Ein besonderes Zuchtziel, das seit einigen Jahren intensiv verfolgt wird, ist die Varroaresistenz. Immer häufiger gibt es Jahre mit massiven Völkerverlusten. Dass die Behandlung mit Medikamenten letztendlich eine Sackgasse darstellt, wurde in letzter Zeit immer deutlicher. Gerade der Buckfastzucht dürfte es in absehbarer Zeit gelingen, eine Biene zu entwickeln, die entweder ganz ohne Behandlung auskommt, oder zumindest einer reduzierten Behandlung bedarf.
Da die Buckfastbiene und die Buckfastzucht bis in die jüngste Vergangenheit leider von vielen Vertretern anderer Zuchtrichtungen regelrecht bekämpft worden ist, hielten es die bayerischen Buckfastzüchter für angebracht, sich in einer Züchtergruppe zu organisieren. Ein Teil der Arbeit dieser Gruppe ist die Registratur der Zuchtarbeit. Nur wenn diese Arbeit ordentlich dokumentiert und zentral registriert wird, kann die Züchtergruppe "politisches" Gewicht erlangen.
In einem weiteren Vortrag erklärte Thomas Kober aus Irschenberg die Struktur dieser Registratur und insbesondere die einheitliche Schreibweise, mit der Stammbäume aufgezeichnet werden.
Zum Schluss der Veranstaltung berichtete Reiner Schwarz aus Marquartstein näher über die im Juni 2002 neu eingerichtete Belegstelle der Züchtergruppe. Eine isolierte Belegstelle ist für ernsthafte Zuchtarbeit mit der Honigbiene von äußerster Bedeutung. Da die Drohnen und Königinnen beim Hochzeitsflug sehr weit fliegen ist ein Platz mit einem möglichst großen bienenfreien Radius nötig. Staatlich anerkannte Belegstellen besitzen meist einen Schutzradius von etwa 7 km. Solche Plätze gibt es nur vereinzelt in den Alpen. Reiner Schwarz hat im Frühjahr 2002 einen solchen Platz in den Chiemgauer Alpen ausgemacht, so dass eine Belegstelle eingerichtet werden konnte. Hohe Bergketten wirken zusätzlich isolierend. Als Alternative zu einer sicheren Belegstelle gibt es nur die sehr aufwendige künstliche Besamung, um Paarungskontrolle zu erlangen.

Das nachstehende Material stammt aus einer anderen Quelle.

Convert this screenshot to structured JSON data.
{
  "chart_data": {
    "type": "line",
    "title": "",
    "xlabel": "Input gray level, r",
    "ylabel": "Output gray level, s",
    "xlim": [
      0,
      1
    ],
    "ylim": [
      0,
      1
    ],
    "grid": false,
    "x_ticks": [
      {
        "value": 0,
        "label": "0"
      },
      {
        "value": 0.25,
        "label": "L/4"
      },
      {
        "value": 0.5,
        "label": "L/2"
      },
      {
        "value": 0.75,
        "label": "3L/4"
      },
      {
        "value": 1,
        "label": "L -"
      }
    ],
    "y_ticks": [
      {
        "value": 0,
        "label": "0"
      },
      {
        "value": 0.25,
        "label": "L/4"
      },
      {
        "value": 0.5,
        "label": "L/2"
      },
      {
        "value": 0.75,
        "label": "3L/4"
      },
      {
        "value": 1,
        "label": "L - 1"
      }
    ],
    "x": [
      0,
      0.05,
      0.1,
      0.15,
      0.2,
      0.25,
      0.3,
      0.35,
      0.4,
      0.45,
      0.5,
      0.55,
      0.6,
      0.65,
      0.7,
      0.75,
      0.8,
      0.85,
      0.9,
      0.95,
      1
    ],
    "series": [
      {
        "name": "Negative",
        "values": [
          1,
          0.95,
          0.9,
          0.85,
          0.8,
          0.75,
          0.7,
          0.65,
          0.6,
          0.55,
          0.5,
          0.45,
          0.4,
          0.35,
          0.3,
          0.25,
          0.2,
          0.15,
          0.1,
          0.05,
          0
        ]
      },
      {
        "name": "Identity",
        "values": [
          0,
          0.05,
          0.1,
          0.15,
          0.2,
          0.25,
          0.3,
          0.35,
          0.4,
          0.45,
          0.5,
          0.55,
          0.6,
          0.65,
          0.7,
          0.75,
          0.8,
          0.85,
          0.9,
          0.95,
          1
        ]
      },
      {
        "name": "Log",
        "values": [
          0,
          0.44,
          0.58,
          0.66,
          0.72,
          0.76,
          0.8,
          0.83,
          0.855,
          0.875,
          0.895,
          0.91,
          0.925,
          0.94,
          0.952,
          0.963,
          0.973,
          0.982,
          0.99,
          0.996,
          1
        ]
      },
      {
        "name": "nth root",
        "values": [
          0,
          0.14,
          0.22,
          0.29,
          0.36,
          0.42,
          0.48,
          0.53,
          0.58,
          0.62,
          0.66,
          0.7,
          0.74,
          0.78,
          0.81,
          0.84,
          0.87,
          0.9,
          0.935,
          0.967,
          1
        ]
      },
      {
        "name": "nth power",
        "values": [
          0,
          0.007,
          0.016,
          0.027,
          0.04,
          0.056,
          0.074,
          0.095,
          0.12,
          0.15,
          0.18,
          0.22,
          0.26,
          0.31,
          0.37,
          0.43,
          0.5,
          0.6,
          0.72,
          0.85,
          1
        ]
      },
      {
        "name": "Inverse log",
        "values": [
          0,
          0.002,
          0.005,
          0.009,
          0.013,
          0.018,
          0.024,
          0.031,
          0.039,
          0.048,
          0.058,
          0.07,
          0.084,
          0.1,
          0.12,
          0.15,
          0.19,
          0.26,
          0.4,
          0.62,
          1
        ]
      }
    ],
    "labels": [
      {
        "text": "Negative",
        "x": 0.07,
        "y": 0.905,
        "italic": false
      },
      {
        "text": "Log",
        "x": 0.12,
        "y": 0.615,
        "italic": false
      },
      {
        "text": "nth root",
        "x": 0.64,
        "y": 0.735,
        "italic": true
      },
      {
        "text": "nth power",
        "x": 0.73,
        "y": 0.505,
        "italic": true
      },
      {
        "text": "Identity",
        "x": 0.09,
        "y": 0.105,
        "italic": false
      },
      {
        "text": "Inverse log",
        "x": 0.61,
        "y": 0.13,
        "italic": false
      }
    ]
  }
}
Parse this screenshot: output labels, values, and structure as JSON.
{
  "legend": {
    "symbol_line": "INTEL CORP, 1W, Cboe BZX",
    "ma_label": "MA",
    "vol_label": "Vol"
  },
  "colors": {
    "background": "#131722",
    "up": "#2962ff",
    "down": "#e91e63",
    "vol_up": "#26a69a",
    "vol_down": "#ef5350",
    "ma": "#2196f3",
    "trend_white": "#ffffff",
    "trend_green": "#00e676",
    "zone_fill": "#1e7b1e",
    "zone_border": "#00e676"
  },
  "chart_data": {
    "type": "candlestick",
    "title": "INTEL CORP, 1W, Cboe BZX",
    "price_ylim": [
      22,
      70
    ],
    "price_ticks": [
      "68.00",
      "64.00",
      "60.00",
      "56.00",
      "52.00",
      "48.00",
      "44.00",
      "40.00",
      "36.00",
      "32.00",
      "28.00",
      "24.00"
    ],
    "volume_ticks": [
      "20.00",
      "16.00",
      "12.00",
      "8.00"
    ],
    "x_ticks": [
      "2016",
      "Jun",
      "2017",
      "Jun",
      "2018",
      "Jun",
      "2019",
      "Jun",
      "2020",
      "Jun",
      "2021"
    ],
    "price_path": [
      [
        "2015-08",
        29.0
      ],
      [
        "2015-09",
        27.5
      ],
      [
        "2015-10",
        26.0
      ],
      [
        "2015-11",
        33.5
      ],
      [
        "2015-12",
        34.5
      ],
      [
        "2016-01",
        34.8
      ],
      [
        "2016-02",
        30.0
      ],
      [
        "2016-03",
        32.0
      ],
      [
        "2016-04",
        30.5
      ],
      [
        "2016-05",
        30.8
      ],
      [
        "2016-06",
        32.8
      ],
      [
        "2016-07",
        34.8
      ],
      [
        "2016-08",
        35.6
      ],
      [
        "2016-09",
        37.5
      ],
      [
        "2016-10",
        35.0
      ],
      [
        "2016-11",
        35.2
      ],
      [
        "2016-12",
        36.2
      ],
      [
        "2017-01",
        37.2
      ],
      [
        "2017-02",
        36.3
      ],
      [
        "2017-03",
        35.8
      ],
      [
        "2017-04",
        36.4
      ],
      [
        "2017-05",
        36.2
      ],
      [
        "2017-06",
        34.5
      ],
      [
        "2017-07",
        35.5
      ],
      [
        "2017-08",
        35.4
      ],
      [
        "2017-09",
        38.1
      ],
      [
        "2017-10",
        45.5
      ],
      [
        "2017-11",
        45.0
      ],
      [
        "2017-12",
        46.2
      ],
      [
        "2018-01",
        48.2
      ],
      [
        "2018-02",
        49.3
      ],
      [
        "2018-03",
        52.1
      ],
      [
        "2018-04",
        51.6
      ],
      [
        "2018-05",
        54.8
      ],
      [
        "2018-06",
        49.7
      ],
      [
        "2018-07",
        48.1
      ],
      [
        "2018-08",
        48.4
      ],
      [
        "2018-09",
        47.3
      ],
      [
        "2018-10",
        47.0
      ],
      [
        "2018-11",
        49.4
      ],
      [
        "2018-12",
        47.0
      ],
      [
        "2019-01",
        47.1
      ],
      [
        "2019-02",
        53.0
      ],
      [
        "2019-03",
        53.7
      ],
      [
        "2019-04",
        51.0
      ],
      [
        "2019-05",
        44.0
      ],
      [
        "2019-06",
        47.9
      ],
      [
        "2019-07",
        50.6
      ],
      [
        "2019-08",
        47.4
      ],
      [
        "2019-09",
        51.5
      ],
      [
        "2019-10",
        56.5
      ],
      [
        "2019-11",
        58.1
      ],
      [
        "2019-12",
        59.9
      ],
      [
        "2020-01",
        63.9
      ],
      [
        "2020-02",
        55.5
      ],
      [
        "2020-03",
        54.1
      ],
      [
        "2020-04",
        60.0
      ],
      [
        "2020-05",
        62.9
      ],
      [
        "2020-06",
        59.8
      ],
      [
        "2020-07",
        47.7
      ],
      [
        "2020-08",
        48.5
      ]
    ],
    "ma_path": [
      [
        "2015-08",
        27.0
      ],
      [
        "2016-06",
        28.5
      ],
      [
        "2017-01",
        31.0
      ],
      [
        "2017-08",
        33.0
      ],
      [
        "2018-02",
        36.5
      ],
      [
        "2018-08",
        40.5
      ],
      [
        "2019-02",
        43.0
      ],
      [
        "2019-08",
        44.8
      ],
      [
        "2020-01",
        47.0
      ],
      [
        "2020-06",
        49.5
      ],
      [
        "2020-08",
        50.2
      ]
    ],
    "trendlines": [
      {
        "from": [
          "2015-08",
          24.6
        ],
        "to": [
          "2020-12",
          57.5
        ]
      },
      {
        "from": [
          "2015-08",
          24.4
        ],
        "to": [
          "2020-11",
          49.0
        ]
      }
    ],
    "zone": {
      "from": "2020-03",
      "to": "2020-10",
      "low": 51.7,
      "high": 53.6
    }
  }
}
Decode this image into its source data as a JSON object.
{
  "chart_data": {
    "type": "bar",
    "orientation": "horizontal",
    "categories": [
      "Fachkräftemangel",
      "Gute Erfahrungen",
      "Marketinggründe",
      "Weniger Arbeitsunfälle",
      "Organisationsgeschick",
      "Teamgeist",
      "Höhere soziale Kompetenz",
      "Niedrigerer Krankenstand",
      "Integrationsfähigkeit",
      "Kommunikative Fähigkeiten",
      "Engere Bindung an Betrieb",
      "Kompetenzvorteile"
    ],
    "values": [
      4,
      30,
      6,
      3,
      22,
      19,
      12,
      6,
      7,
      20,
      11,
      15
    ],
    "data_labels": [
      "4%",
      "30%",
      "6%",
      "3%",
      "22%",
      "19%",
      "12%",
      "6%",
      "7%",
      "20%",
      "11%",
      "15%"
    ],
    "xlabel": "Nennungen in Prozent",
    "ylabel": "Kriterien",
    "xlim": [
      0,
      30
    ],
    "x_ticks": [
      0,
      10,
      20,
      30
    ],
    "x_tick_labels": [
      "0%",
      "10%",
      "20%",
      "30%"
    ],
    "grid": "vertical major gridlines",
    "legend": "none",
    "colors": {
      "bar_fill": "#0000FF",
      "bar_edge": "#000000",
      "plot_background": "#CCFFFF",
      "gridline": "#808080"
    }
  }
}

Die tatsächliche Paarungssicherheit soll im Juni 2003 durch einen sogenannten Cordovantest geprüft werden. Reiner Schwarz, der als Belegstellenwart fungiert, erläuterte außerdem die Beschickungsmodalitäten der Belegstelle und wünschte den anwesenden Imkern ein erfolgreiches Zuchtjahr 2003.
Zum Schluss der Veranstaltung verabschiedete die Versammlung eine Resolution, in der der Erhalt einer eigenständigen bayerischen Landesanstalt für Bienenzucht gefordert wird.